Wer flüchtet, hat`s getan!

Zur Flucht als Indiz für die Täterschaft.

Der Bundesgerichtshof hat entschieden, dass ein Fluchtversuch dann als Indiz für die Täterschaft gewertet werden darf, wenn der Flüchtende mit dem Tatvorwurf noch nicht konfrontiert war, oder die besonderen Umstände – beispielsweise seine Anwesenheit am Tatort – die Einleitung von Ermittlungsmaßnahmen nahelegen.

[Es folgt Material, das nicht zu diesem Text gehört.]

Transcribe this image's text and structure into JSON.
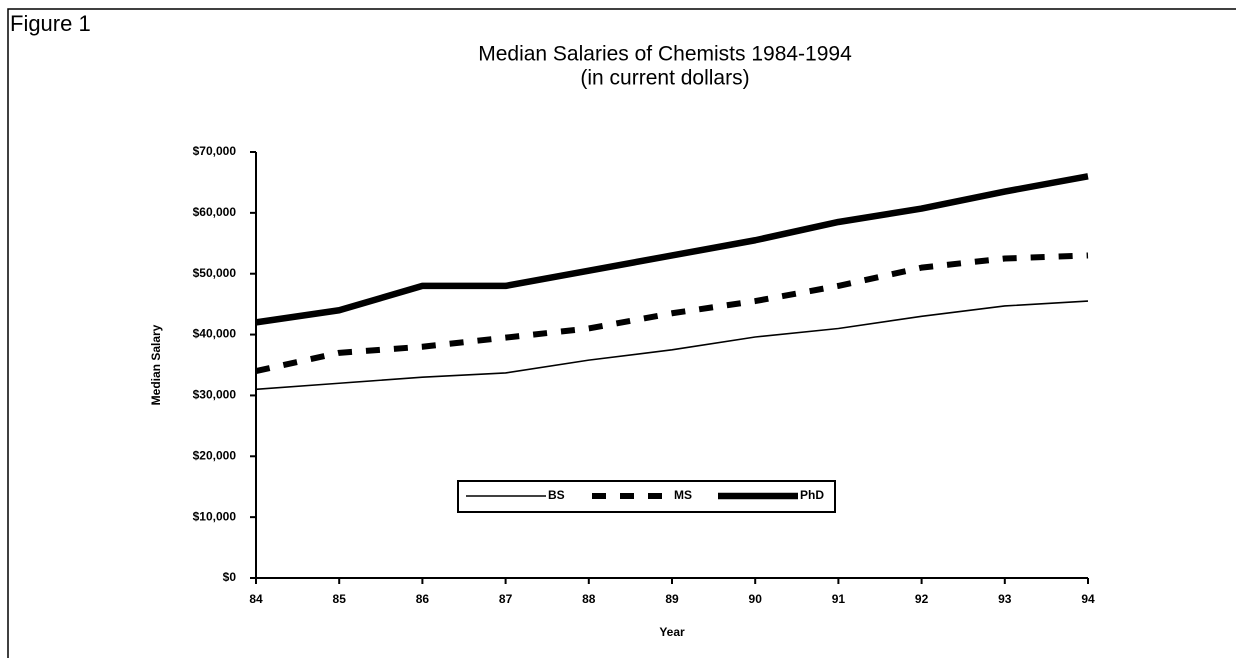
{
  "chart_data": {
    "type": "line",
    "figure_label": "Figure 1",
    "title": "Median Salaries of Chemists 1984-1994",
    "subtitle": "(in current dollars)",
    "x_label": "Year",
    "y_label": "Median Salary",
    "categories": [
      "84",
      "85",
      "86",
      "87",
      "88",
      "89",
      "90",
      "91",
      "92",
      "93",
      "94"
    ],
    "series": [
      {
        "name": "BS",
        "color": "#000000",
        "style": "thin",
        "values": [
          31000,
          32000,
          33000,
          33700,
          35800,
          37500,
          39600,
          41000,
          43000,
          44700,
          45500
        ]
      },
      {
        "name": "MS",
        "color": "#000000",
        "style": "dashed",
        "values": [
          34000,
          37000,
          38000,
          39500,
          41000,
          43500,
          45500,
          48000,
          51000,
          52500,
          53000
        ]
      },
      {
        "name": "PhD",
        "color": "#000000",
        "style": "thick",
        "values": [
          42000,
          44000,
          48000,
          48000,
          50500,
          53000,
          55500,
          58500,
          60700,
          63500,
          66000
        ]
      }
    ],
    "ylim": [
      0,
      70000
    ],
    "yticks": [
      {
        "value": 0,
        "label": "$0"
      },
      {
        "value": 10000,
        "label": "$10,000"
      },
      {
        "value": 20000,
        "label": "$20,000"
      },
      {
        "value": 30000,
        "label": "$30,000"
      },
      {
        "value": 40000,
        "label": "$40,000"
      },
      {
        "value": 50000,
        "label": "$50,000"
      },
      {
        "value": 60000,
        "label": "$60,000"
      },
      {
        "value": 70000,
        "label": "$70,000"
      }
    ],
    "grid": false,
    "legend": "bottom"
  }
}
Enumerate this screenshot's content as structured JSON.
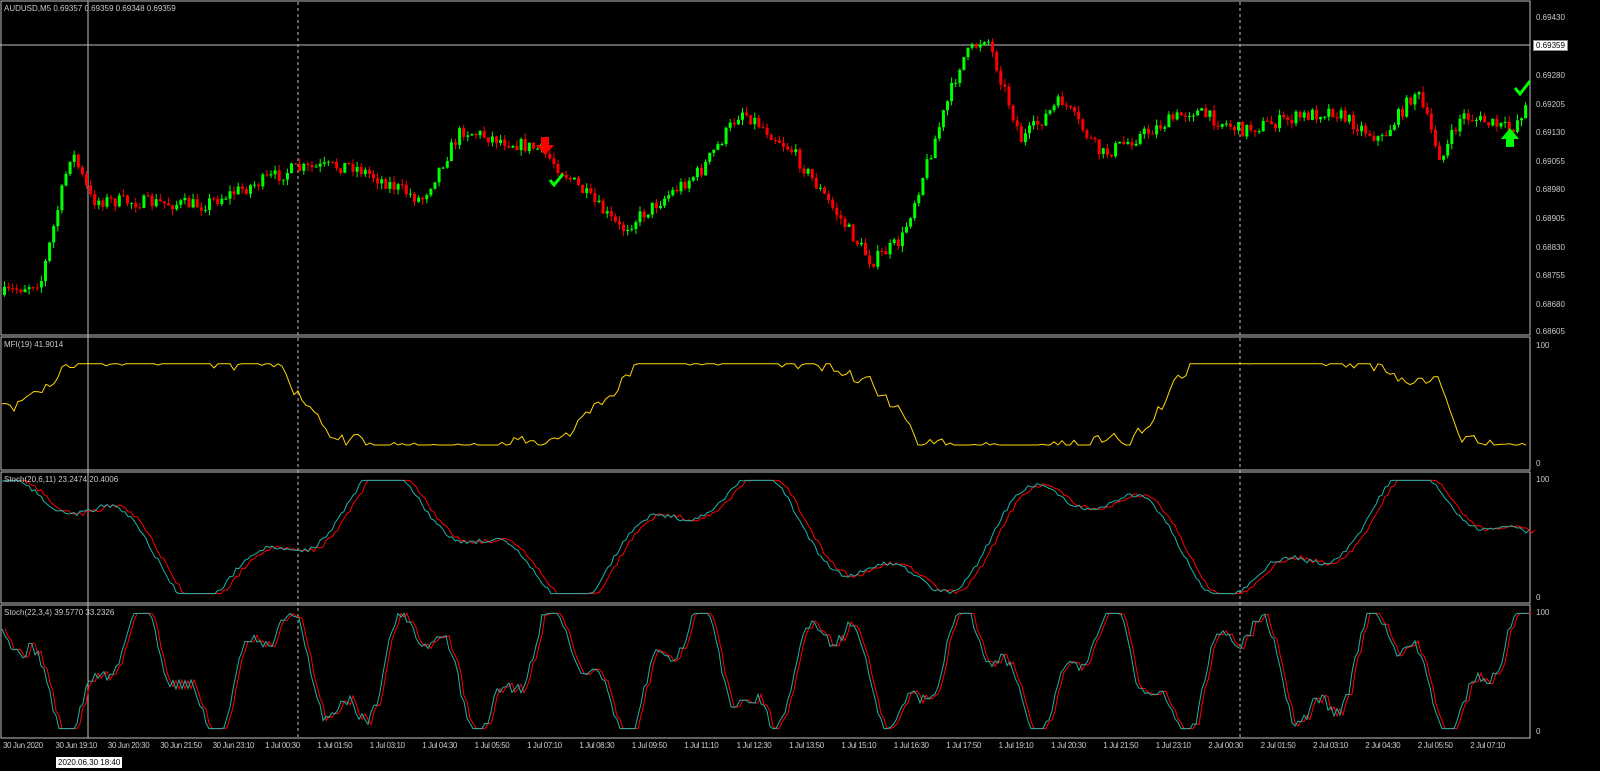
{
  "symbol_header": "AUDUSD,M5  0.69357 0.69359 0.69348 0.69359",
  "price_axis": [
    "0.69430",
    "0.69359",
    "0.69280",
    "0.69205",
    "0.69130",
    "0.69055",
    "0.68980",
    "0.68905",
    "0.68830",
    "0.68755",
    "0.68680",
    "0.68605"
  ],
  "crosshair": {
    "price": "0.69359",
    "time": "2020.06.30 18:40"
  },
  "indicators": [
    {
      "label": "MFI(19) 41.9014",
      "scale_max": "100",
      "scale_min": "0",
      "color": "#ffd700"
    },
    {
      "label": "Stoch(20,6,11) 23.2474 20.4006",
      "scale_max": "100",
      "scale_min": "0",
      "main_color": "#20b2aa",
      "signal_color": "#ff0000"
    },
    {
      "label": "Stoch(22,3,4) 39.5770 33.2326",
      "scale_max": "100",
      "scale_min": "0",
      "main_color": "#20b2aa",
      "signal_color": "#ff0000"
    }
  ],
  "time_axis": [
    "30 Jun 2020",
    "30 Jun 19:10",
    "30 Jun 20:30",
    "30 Jun 21:50",
    "30 Jun 23:10",
    "1 Jul 00:30",
    "1 Jul 01:50",
    "1 Jul 03:10",
    "1 Jul 04:30",
    "1 Jul 05:50",
    "1 Jul 07:10",
    "1 Jul 08:30",
    "1 Jul 09:50",
    "1 Jul 11:10",
    "1 Jul 12:30",
    "1 Jul 13:50",
    "1 Jul 15:10",
    "1 Jul 16:30",
    "1 Jul 17:50",
    "1 Jul 19:10",
    "1 Jul 20:30",
    "1 Jul 21:50",
    "1 Jul 23:10",
    "2 Jul 00:30",
    "2 Jul 01:50",
    "2 Jul 03:10",
    "2 Jul 04:30",
    "2 Jul 05:50",
    "2 Jul 07:10"
  ],
  "colors": {
    "bull": "#00ff00",
    "bear": "#ff0000",
    "background": "#000000",
    "grid": "#c0c0c0"
  },
  "signals": [
    {
      "type": "sell-arrow-icon",
      "color": "#ff0000"
    },
    {
      "type": "check-icon",
      "color": "#00ff00"
    },
    {
      "type": "buy-arrow-icon",
      "color": "#00ff00"
    },
    {
      "type": "check-icon",
      "color": "#00ff00"
    }
  ]
}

Im zugrunde liegenden Urteil sprach das Landgericht den Angeklagten vom Vorwurf des schweren sexuellen Missbrauchs eines Kindes in Tateinheit mit Vergewaltigung und mit Körperverletzung sowie vom Vorwurf der versuchten Nötigung frei, weil es sich von dessen Täterschaft nicht überzeugen konnte. Dies, obwohl, der Angeklagte, wie die Vernehmungsbeamten bekundet haben, angegeben hatte, den Park nur deswegen aufgesucht zu haben, um dort eilig seine Notdurft zu verrichten; als er von Weitem den Streifenwagen gesehen habe, habe er aus Angst die Flucht ergriffen, weil er im Jahre 2001 wegen sexuellen Missbrauchs von Kindern verurteilt worden sei (vgl. BGH, Beschluss vom 24. 9. 2009 – 4 StR 232/09).

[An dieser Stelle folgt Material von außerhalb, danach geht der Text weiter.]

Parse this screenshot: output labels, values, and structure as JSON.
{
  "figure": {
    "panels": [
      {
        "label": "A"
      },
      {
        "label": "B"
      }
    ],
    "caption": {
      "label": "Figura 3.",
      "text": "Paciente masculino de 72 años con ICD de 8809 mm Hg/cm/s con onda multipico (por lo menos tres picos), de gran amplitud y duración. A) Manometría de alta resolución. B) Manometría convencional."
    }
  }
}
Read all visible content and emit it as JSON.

Eine solche Beweiswürdigung hält nach Überzeugung des BGH der rechtlichen Überprüfung nicht stand:

„Die Strafkammer hat zwar gesehen, dass in dem Fluchtversuch (…) ein gewichtiges Indiz für die Täterschaft liegen kann, zumal sie die Erklärung des Angeklagten, die dieser in seiner polizeilichen Vernehmung für sein Verhalten gegeben hat, für „wenig überzeugend” gehalten hat (…). Zu Unrecht meint das LG aber, das Fluchtverhalten aus Rechtsgründen nicht als Belastungsindiz werten zu können. Die Rechtsprechung des BGH, wonach ein Fluchtversuch als solcher nicht als Indiz für die Täterschaft des Angekl. gewertet werden darf (vgl. BGHR StPO § 261 Beweiswürdigung 33; BGH, Beschl. v. 17. 11. 1999 – BGH 17.11.1999 Aktenzeichen 3 StR 462/99), erfasst den vorliegenden Fall nicht, denn sie betrifft nur diejenigen Fälle, in denen der Flüchtende bereits mit dem Tatvorwurf konfrontiert war oder in denen er auf Grund besonderer Umstände – beispielsweise seiner Anwesenheit am Tatort – mit polizeilichen Ermittlungsmaßnahmen rechnen muss. Hier konnte der Angeklagte, wenn er nicht der Täter war, gar nicht wissen, dass in der Nähe des Parks eine (Sexual-)Straftat begangen worden war; er hätte mithin keinen Anlass zur Flucht gehabt. …“ (BGH, Beschluss vom 24. 9. 2009 – 4 StR 232/09).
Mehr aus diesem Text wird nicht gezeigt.